Centric Pricing™ (formerly StyleSage), is an AI driven competitive assortment benchmarking and market trend insights solution for fashion, beauty and home goods brands and retailers.
We are a key innovation partner for iconic and emerging brands across the world.
Our Platform is able to analyze the info of more than 1.000 retailers, processing data from more than 600.000 brands, tracking millions of products!
The Data Science team is responsible for enriching the data that our crawlers collect massively from fashion related websites with our own machine learning models. Our models add information to the existing products such as the categories (clothing, footwear, beauty…), genders, attributes, colors, bounding boxes, etc. The database already contains more than 500 millions of products (growing daily) and we process 1-2M new products every week.

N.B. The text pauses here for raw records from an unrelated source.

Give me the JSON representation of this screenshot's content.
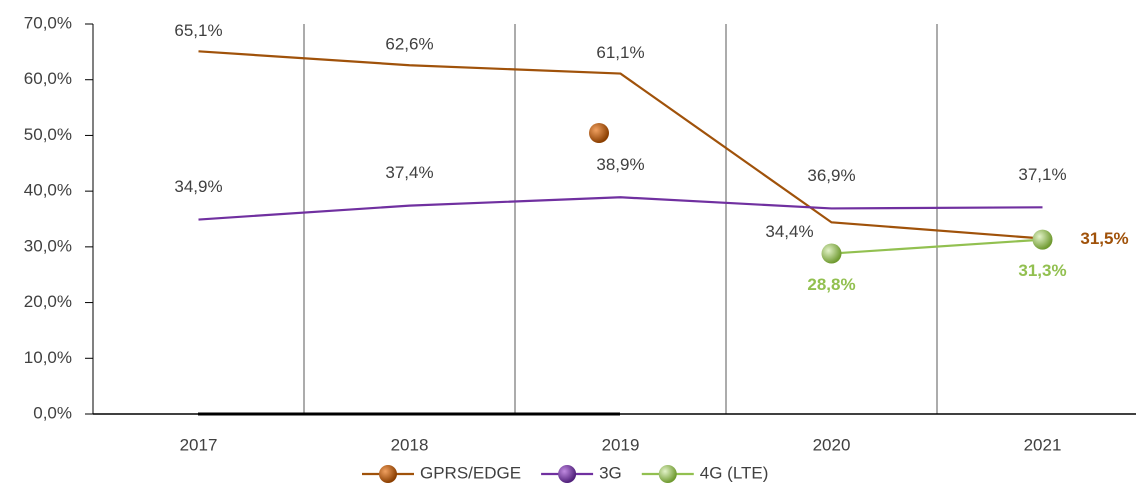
{
  "chart_data": {
    "type": "line",
    "categories": [
      "2017",
      "2018",
      "2019",
      "2020",
      "2021"
    ],
    "series": [
      {
        "name": "GPRS/EDGE",
        "color": "#a0520a",
        "values": [
          65.1,
          62.6,
          61.1,
          34.4,
          31.5
        ],
        "value_labels": [
          "65,1%",
          "62,6%",
          "61,1%",
          "34,4%",
          "31,5%"
        ]
      },
      {
        "name": "3G",
        "color": "#7030a0",
        "values": [
          34.9,
          37.4,
          38.9,
          36.9,
          37.1
        ],
        "value_labels": [
          "34,9%",
          "37,4%",
          "38,9%",
          "36,9%",
          "37,1%"
        ]
      },
      {
        "name": "4G (LTE)",
        "color": "#92c050",
        "values": [
          null,
          null,
          null,
          28.8,
          31.3
        ],
        "value_labels": [
          null,
          null,
          null,
          "28,8%",
          "31,3%"
        ]
      }
    ],
    "ylim": [
      0,
      70
    ],
    "yticks": [
      {
        "value": 0,
        "label": "0,0%"
      },
      {
        "value": 10,
        "label": "10,0%"
      },
      {
        "value": 20,
        "label": "20,0%"
      },
      {
        "value": 30,
        "label": "30,0%"
      },
      {
        "value": 40,
        "label": "40,0%"
      },
      {
        "value": 50,
        "label": "50,0%"
      },
      {
        "value": 60,
        "label": "60,0%"
      },
      {
        "value": 70,
        "label": "70,0%"
      }
    ],
    "legend": "bottom"
  }
}
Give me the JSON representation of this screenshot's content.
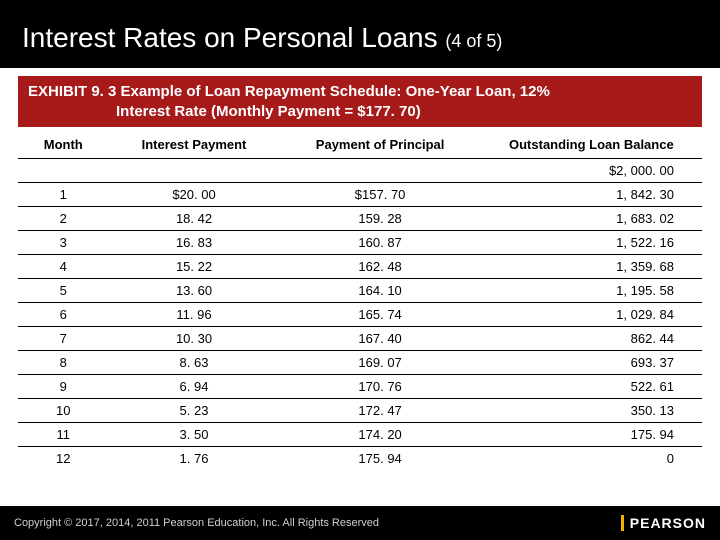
{
  "colors": {
    "title_bg": "#000000",
    "title_fg": "#ffffff",
    "exhibit_bg": "#a61a1a",
    "exhibit_fg": "#ffffff",
    "rule": "#000000",
    "footer_bg": "#000000",
    "footer_fg": "#cfcfcf",
    "brand_accent": "#f0b400"
  },
  "title": {
    "main": "Interest Rates on Personal Loans",
    "counter": "(4 of 5)"
  },
  "exhibit": {
    "label": "EXHIBIT 9. 3",
    "line1": "Example of Loan Repayment Schedule: One-Year Loan, 12%",
    "line2": "Interest Rate (Monthly Payment = $177. 70)"
  },
  "table": {
    "headers": {
      "month": "Month",
      "interest": "Interest Payment",
      "principal": "Payment of Principal",
      "balance": "Outstanding Loan Balance"
    },
    "initial_balance": "$2, 000. 00",
    "rows": [
      {
        "month": "1",
        "interest": "$20. 00",
        "principal": "$157. 70",
        "balance": "1, 842. 30"
      },
      {
        "month": "2",
        "interest": "18. 42",
        "principal": "159. 28",
        "balance": "1, 683. 02"
      },
      {
        "month": "3",
        "interest": "16. 83",
        "principal": "160. 87",
        "balance": "1, 522. 16"
      },
      {
        "month": "4",
        "interest": "15. 22",
        "principal": "162. 48",
        "balance": "1, 359. 68"
      },
      {
        "month": "5",
        "interest": "13. 60",
        "principal": "164. 10",
        "balance": "1, 195. 58"
      },
      {
        "month": "6",
        "interest": "11. 96",
        "principal": "165. 74",
        "balance": "1, 029. 84"
      },
      {
        "month": "7",
        "interest": "10. 30",
        "principal": "167. 40",
        "balance": "862. 44"
      },
      {
        "month": "8",
        "interest": "8. 63",
        "principal": "169. 07",
        "balance": "693. 37"
      },
      {
        "month": "9",
        "interest": "6. 94",
        "principal": "170. 76",
        "balance": "522. 61"
      },
      {
        "month": "10",
        "interest": "5. 23",
        "principal": "172. 47",
        "balance": "350. 13"
      },
      {
        "month": "11",
        "interest": "3. 50",
        "principal": "174. 20",
        "balance": "175. 94"
      },
      {
        "month": "12",
        "interest": "1. 76",
        "principal": "175. 94",
        "balance": "0"
      }
    ]
  },
  "footer": {
    "copyright": "Copyright © 2017, 2014, 2011 Pearson Education, Inc. All Rights Reserved",
    "brand": "PEARSON"
  }
}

To do that, you will use the latest and best open-source technologies out there. We code in Python (and we love it, you may want to come to the PyCon Spain conference with us!), using Keras as our main Deep Learning framework (although we are starting using Pytorch for certain projects) along with the other machine learning and computer vision libraries like scikit-learn or OpenCV.
In the engineering side, we use Django as our main framework for accessing the data. We are a cloud-native company, so our code runs in AWS. Our massive amount of data lives in PostgreSQL databases and we keep an eye on all this using observability tools like Grafana, Influxdb and Telegraf.

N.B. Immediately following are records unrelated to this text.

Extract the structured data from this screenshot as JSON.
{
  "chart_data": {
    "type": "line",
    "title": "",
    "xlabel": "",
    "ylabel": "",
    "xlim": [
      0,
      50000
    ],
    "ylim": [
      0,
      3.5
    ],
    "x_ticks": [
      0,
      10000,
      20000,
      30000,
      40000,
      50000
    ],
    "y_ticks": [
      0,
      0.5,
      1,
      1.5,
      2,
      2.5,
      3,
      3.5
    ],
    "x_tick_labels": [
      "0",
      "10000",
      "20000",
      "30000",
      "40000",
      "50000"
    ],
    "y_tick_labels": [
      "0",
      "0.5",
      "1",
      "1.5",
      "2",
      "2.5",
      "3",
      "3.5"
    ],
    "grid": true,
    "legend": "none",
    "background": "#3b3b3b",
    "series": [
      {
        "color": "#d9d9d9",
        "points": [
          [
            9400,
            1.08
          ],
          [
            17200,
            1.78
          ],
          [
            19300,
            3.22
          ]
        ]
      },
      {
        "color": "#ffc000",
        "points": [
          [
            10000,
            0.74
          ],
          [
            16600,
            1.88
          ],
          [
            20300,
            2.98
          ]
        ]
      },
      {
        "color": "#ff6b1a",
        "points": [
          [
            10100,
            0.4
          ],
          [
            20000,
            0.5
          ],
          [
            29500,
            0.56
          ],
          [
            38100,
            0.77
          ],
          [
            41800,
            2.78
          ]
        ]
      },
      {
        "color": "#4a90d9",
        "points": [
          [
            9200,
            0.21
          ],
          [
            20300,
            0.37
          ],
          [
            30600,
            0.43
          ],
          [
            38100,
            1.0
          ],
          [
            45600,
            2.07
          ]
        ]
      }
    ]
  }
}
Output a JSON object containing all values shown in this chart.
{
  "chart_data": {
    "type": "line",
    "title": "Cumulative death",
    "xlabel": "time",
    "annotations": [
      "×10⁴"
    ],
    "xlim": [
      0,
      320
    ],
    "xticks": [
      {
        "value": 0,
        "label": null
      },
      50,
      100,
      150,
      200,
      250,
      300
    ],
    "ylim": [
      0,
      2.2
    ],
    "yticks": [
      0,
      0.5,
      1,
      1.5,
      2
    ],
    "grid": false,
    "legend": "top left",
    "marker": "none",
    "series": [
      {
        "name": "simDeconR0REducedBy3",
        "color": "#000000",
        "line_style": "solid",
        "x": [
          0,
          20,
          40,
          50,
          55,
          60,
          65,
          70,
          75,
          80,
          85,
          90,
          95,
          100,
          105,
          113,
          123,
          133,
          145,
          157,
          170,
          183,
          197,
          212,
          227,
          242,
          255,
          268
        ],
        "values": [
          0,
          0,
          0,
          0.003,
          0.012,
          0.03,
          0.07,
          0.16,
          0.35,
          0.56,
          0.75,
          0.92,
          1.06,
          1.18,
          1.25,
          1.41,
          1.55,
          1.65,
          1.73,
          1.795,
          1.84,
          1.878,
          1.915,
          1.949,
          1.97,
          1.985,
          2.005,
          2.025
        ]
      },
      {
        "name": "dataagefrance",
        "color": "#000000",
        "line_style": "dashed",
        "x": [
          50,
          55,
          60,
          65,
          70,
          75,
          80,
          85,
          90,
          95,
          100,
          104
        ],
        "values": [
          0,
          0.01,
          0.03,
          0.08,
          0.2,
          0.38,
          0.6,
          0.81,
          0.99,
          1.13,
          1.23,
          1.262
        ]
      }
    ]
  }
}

If you do not know a lot about some of those technologies, worry not, our engineers will be happy to support you while you are on your journey to becoming an expert in them.
Your Job
As a data scientist you will be responsible of ensuring that our current data science pipelines run smoothly over time with the best performance, as well as developing new machine learning pipelines and algorithms by:
- Creating datasets from our huge data lake of products and social media data, selecting the most relevant items for your use case and ensuring the data quality
- Hands-on train, deploy, productionize and operate Machine Learning models and pipelines at scale, including both batch and real-time use cases.

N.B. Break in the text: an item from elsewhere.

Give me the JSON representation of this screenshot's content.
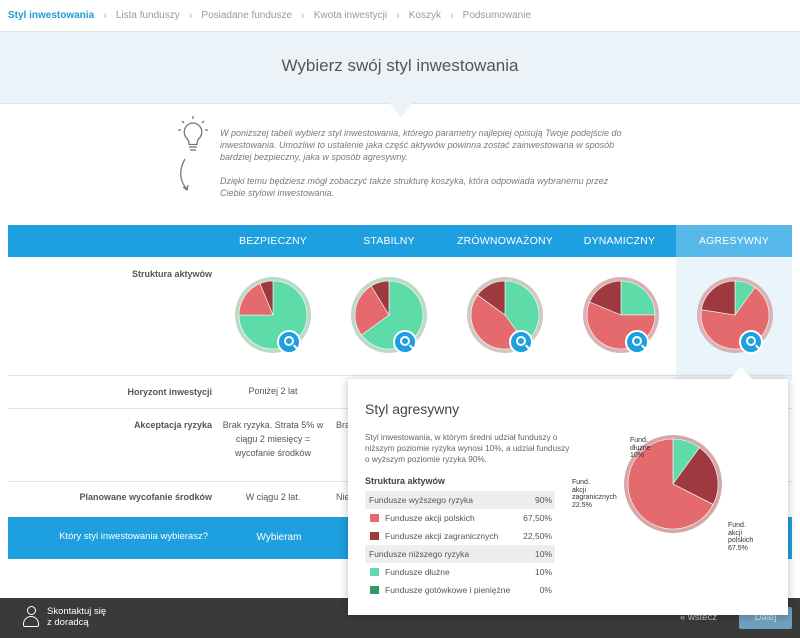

- Contribute to expanding and improving the infrastructure to support all stages of the machine learning model lifecycle, including feature engineering, feature store, model training, testing, monitoring, and deployment in a production environment.
- Proactively identify, and implement internal process improvements including automating manual work, optimizing data delivery, re-designing infrastructure for greater scalability.
- Stay up-to-date with the latest industry trends and technologies to ensure our ML capabilities remain competitive and cutting-edge.
- Onboard and enable Data Scientists with different levels of engineering expertise
Your Skills
- 3+ years of experience working as a software engineer.
- Bachelor’s degree in Computer Science, Engineering or related field
- 3+ years of experience as a production level Python developer and Deep learning frameworks: Tensorflow, Keras or Pytorch
- Machine learning and Python data libraries like scikit-learn, pandas or numpy
- Experience with Computer Vision
- Experience with SQL databases: preferably PostgreSQL
- Django ORM
- Linux shell command line.
- Version Control in a collaborative environment with Git
- Strong communication skills (written and oral) in English
Bonus Points
Additionally, it would be nice if you are familiar with:
- Image processing libraries like OpenCV or Pillow
- MLOps frameworks like MLFlow
- Docker
- NLP processing libraries such as Spacy or NLTK
- Asynchronous processes with RabbitMQ and Celery
- System monitoring with InfluxDB, Grafana
- Working knowledge of containers (Docker)
- Experience working with cloud based infrastructures (AWS, Azure…)
Centric Software provides equal employment opportunities to all qualified applicants without regard to race, sex, sexual orientation, gender identity, national origin, color, age, religion, protected veteran or disability status or genetic information.